The story of the Good Samaritan told two thousand years ago has become a touchstone for those who ask not merely, “How am I to treat my next-door neighbour?”, but “To whom am I called to be a neighbour?”

The heroes who reached out to Anne Frank and her family, and to all those who have been demonized and harried throughout the past century, lived out their calling as neighbours and rejected the doctrines of hatred encouraging us to look at any group as the Other, the suspect, the reviled. As Nelson Mandela said of such worldviews, “Because these beliefs are patently false, and because they were – and always will be – challenged by the likes of Anne Frank, they are bound to fail.”

Neighbours from many nations found common cause in Nelson Mandela’s struggle, too, neighbours who knew of him only through reports from a distant land, and as they began to take action together to combat racism the system of apartheid was indeed “bound to fail”.

Today, I see the parable of the “good” Samaritan as a classic text within the “ultimate immigration handbook”, the Bible. It is as applicable to our situations today as it was in the actual context when Jesus told it. It speaks to us in this week after virulently anti-immigrant parties made unprecedented gains in European elections. This parable of Jesus calls us again to consider, “Who is my neighbour” and how are we to live out that relationship? Christ calls us to be neighbours of immigrants, of oppressed minorities within our own nations, of all who are in need of a neighbour. Christ calls us to be neighbours of people of other races who come to be a part of our community. Christ calls us to be neighbours of people of other faiths who become part of a society where Christianity is the majority. To do this we are called to oppose all systems and structures, all policies and practices that discriminate on the basis of race, ethnicity or religion. We are called to reiterate our clear position that racism is a sin against God who determines the colour and race of all those God creates.

“Christ calls us to be neighbours of immigrants, of oppressed minorities within our own nations, of all who are in need of a neighbour. Christ calls us to be neighbours of people of other races who come to be a part of our community. Christ calls us to be neighbours of people of other faiths who become part of a society where Christianity is the majority.”

For churches and Christians in the Netherlands and across this world, reaching out to the strangers in our midst or advocating with the government in an increasingly difficult climate is not easy. Sometimes the ordinary Christians in the pew are confused or even hostile to refugees who are often of a different race and colour. The backlash is not something that is happening “out there”. It is also happening in the communities where most of us live.

In the Epistle to the Hebrews, the author writes, “Let brotherly love continue. Do not neglect to show hospitality to strangers, for thereby some have entertained angels unawares” (Hebrews 13:1-2).

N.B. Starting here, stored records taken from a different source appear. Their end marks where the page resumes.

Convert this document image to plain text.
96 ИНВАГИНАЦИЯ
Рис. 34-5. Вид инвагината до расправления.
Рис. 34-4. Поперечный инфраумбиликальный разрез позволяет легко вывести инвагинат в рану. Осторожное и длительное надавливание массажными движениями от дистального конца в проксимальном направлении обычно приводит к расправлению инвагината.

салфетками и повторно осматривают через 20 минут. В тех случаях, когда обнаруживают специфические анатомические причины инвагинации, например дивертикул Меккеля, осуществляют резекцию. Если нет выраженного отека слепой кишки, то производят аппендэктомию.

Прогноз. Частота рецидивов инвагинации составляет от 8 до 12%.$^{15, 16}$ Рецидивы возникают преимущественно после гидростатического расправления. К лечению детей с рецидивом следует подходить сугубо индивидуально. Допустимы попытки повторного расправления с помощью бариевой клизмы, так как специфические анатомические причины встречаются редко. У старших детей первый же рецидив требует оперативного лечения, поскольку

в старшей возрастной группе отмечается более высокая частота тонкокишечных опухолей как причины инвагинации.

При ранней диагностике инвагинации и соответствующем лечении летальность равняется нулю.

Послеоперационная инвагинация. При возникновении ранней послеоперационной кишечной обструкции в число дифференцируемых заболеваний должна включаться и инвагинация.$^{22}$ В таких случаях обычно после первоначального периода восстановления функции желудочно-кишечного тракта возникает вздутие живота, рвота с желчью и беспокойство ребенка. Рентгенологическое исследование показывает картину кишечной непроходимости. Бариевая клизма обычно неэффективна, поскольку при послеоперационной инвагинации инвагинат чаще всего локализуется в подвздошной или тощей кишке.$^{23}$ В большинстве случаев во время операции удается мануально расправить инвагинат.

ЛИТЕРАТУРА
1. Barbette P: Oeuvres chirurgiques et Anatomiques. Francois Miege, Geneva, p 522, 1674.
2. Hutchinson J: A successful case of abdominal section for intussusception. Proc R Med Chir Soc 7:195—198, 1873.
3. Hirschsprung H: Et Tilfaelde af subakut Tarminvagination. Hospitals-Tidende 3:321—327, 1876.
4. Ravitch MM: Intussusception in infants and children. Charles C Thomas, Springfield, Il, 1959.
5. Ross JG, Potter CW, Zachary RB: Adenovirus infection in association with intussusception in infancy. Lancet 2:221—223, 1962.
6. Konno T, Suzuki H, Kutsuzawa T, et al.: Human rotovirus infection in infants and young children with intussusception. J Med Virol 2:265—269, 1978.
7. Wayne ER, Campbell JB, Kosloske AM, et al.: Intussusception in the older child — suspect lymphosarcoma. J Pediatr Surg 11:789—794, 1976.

In our text this afternoon it is the stranger and the battered Jew who is the means of entry into the new kingdom that is revealed in Jesus Christ, for the truth is that the neighbour and the stranger are one, that a commitment to unity overwhelms our differences. The neighbour is that person with whom we share not simply the cup of water and the crust of bread, but the adventure of life itself, given by God and lived to God’s glory; and when we discover that, we will discover not only who our neighbour is, but who and whose we are. Amen.

Rev Dr Samuel Kobia is the general secretary of the World Council of Churches. The above is a sermon he gave at the 14th to 17th June conference “Churches responding to the challenges of racism and related forms of discrimination and exclusion” held at Doorn, Utrecht, in The Netherlands.